After you've trained with the old dude, karate kid style, it's time to move on to the adventure proper. And this is where the true beauty of the game really kicks in. Although the fact that the number of 'worlds' can be counted on the fingers of one hand doesn't bode well, wait 'til you see just how many stages are present in each world - seriously, in total the whole game contains dozens of (not exactly short) levels. And while the settings for the stages are pure pulp platform cliché (grassy forests, murky caves, the evil villain's sinister residence etc..... it's sure been done before) they are all presented with such energy and enthusiasm that it's impossible to hold the platform-by-numbers formula of the stages against the finished product.

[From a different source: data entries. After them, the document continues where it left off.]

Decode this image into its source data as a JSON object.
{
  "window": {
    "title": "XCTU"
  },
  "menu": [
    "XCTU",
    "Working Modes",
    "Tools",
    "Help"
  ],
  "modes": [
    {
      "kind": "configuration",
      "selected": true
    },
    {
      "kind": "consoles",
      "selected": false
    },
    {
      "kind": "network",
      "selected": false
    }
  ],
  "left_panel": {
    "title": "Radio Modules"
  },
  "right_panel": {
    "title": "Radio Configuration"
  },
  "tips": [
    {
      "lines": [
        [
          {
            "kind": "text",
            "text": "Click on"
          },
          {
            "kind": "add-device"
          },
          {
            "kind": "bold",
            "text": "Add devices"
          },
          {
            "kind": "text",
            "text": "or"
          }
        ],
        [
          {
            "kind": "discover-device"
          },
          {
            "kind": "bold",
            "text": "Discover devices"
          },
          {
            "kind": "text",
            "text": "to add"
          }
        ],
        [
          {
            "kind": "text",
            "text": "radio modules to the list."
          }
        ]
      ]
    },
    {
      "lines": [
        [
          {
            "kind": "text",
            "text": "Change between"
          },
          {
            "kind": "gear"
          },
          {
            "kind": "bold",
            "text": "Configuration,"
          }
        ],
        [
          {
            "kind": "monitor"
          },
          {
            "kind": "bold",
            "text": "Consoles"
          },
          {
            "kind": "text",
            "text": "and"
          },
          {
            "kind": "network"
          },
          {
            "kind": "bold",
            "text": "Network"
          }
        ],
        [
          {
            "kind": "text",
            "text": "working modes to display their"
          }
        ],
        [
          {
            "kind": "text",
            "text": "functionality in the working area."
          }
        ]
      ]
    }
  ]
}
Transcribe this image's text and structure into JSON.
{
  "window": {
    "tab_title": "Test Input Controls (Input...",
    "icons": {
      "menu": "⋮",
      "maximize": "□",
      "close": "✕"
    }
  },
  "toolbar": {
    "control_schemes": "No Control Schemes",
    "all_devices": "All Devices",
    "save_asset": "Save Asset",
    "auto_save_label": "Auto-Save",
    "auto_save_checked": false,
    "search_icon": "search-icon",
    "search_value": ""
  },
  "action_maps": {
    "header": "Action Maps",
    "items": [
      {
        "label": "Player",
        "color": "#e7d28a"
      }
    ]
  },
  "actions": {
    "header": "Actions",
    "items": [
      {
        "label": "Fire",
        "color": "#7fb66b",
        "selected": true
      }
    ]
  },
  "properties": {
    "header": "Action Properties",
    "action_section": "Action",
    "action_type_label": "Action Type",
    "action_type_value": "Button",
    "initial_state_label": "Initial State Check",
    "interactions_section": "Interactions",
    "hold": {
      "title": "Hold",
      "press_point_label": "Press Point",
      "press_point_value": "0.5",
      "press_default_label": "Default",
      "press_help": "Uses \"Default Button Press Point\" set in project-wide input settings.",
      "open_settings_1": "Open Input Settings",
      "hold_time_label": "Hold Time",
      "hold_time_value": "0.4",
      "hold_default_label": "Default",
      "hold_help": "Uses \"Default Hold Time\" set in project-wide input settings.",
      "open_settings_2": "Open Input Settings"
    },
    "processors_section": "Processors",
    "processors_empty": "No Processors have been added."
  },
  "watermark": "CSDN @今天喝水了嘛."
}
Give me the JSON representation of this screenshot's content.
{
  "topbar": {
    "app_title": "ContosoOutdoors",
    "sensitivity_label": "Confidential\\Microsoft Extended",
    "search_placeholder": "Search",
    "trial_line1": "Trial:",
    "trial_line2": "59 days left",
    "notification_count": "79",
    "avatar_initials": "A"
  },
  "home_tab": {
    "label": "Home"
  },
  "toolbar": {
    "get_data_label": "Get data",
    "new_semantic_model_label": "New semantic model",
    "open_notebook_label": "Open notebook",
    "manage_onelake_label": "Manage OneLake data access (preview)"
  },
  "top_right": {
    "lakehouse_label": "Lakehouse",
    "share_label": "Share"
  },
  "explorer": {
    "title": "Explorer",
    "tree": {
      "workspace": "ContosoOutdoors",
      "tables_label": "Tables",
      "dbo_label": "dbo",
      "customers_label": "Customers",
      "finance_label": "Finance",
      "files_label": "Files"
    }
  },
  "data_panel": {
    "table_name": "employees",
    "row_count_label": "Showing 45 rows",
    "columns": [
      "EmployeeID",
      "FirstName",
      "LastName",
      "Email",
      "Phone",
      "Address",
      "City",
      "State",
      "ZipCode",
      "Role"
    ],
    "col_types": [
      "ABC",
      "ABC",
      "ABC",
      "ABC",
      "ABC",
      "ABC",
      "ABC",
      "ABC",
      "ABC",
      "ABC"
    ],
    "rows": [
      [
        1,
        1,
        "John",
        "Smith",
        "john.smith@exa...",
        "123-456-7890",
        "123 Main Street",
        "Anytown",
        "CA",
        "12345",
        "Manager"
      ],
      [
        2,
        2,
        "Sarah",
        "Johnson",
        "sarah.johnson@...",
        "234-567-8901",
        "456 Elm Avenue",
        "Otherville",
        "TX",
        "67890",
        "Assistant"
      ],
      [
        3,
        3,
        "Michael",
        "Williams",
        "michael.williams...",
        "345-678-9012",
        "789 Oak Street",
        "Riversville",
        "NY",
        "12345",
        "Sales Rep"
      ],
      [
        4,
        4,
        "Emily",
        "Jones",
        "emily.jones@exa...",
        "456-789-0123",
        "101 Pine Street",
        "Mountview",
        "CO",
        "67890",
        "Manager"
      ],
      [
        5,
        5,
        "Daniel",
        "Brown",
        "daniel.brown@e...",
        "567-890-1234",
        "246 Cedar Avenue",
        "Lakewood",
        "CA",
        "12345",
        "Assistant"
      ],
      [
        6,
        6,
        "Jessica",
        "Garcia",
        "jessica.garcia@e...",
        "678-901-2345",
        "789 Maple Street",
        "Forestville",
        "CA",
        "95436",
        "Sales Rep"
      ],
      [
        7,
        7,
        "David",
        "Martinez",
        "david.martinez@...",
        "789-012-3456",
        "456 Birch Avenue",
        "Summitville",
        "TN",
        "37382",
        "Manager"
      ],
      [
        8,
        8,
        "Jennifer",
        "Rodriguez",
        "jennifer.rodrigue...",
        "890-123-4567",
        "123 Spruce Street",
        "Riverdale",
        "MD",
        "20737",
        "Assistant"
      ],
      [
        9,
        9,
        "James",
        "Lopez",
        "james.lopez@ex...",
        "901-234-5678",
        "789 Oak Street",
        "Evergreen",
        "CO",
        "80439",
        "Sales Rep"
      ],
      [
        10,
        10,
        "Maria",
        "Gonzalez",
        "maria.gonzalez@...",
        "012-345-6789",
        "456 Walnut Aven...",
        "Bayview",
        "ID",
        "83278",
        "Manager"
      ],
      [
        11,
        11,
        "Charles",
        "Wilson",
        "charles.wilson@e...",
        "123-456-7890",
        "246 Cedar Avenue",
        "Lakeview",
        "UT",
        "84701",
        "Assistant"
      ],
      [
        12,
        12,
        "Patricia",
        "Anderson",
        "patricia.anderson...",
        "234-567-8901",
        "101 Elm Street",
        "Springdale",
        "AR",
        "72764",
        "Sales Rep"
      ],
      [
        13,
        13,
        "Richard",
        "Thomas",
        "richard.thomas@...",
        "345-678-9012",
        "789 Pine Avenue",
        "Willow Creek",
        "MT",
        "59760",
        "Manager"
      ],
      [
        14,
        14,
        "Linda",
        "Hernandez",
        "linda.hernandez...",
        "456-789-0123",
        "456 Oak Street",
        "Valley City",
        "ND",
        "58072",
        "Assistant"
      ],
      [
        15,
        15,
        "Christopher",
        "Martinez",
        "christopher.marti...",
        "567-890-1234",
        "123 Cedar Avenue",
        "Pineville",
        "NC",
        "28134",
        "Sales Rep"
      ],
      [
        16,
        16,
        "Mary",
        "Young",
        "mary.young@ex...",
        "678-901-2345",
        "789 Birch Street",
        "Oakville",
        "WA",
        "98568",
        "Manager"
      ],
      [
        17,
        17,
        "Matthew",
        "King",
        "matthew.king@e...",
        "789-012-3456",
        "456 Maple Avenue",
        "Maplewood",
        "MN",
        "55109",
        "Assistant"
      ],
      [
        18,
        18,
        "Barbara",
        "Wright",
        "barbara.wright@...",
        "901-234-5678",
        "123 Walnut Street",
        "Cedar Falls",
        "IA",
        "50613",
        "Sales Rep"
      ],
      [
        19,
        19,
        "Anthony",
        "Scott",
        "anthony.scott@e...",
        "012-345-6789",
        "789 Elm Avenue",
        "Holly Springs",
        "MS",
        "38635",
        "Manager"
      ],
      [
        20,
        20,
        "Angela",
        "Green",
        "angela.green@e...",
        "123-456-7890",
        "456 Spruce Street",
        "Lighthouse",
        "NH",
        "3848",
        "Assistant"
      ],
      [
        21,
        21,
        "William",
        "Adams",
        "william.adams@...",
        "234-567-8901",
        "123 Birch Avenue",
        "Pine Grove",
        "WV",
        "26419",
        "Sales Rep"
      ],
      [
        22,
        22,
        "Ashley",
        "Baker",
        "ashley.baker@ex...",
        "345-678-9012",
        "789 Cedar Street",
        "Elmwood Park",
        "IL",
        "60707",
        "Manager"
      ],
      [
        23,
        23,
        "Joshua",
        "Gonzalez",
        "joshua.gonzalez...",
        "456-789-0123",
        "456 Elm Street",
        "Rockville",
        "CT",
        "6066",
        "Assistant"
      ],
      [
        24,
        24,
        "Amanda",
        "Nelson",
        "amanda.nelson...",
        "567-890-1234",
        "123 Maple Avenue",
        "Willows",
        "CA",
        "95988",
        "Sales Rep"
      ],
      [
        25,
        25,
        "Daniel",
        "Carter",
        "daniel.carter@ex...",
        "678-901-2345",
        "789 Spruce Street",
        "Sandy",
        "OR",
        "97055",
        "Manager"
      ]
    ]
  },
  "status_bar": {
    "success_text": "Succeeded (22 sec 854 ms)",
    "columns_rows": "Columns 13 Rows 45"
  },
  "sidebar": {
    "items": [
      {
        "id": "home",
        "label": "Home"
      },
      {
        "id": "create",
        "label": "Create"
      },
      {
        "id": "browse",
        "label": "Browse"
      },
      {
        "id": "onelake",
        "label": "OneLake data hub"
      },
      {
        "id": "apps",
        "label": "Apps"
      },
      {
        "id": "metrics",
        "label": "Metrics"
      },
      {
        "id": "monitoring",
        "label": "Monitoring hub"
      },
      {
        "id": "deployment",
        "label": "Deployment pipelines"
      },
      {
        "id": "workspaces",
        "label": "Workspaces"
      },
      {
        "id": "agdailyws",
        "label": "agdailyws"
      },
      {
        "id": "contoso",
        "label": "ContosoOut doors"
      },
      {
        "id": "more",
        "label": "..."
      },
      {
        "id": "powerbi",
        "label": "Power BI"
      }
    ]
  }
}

And though the settings for the stages may be unoriginal, there are actually one or two nice touches peppered throughout the proceedings. In the cave levels for example, it is possible to take the ball and hoss it straight into the stalactites on the ceiling - in turn bringing them crashing down and crushing any enemies below. Although at first this may leave you grinning like an intoxicated simpleton at a strip joint, you soon realise that you too can be hurt by these cave-ins, and many of the 'locks' that need to be undone to progress (by kicking the ball at them) are located perilously close to the stalactites, turning the tables somewhat. Other pleasant touches include the option to change whether the camera focuses on Becks or on the ball - while focusing on the character that you're controlling has advantages that I really hope I don't need to explain, shifting focus to the ball, before twatting it up into the sky can reveal hidden goodies that would be otherwise out of sight. Simple on paper, but it's this sort of little touch that really raises Golden Balls' adventure above the competition (well, the competition that doesn't come from Sega's blue hedgehog, or from Ninty themselves that is....), helped out no end by the fact that the controls for G!G!B!AOSI are pitched just right - jumps feel precise, and the ball control is easy to get to grips with - you'll be bending it like Beckham in no time.

Presentation-wise this game is one of two halves (and the football puns keep coming.... sorry) - while the environments are beautifully rendered, Becks himself... well... he looks like a child. And he's really, really tiny. I mean, what's all that about? This game makes fantastic use of the GBAs colour palette. Vibrant sunsets, cool blue caves, underwater sections....... the levels themselves are gorgeous examples of what the Game Boy Advance can do. But, as stated, Beckham himself looks.... well, rubbish. And it also must be said that the movement just isn't as crisp as would be liked - although the game is mercifully free of slowdown, it does become victim to some blurring at times, which can be off-putting. The sound, too, is pretty poor. The tunes and effects are really nothing special, and while the tinny beeps are inoffensive enough to warrant leaving the sound on, I must admit that at one time, I'd been playing for an hour or so before I realised that I didn't have the sound on. The tunes really are that memorable then....

Go! Go! is a fine platform adventure - not up there with Mario and Sonic, but certainly very high up the platform hierarchy. While it may be a cash in, it pulls it off surprisingly well. And while it's presentation may falter occasionally, the gameplay is a pleasantly fresh-feeling experience. In fact, I'd go so far as to say that I'd genuinely welcome a G!G!B!AOSI sequel, and when was the last time you can remember thinking that about a licensed game?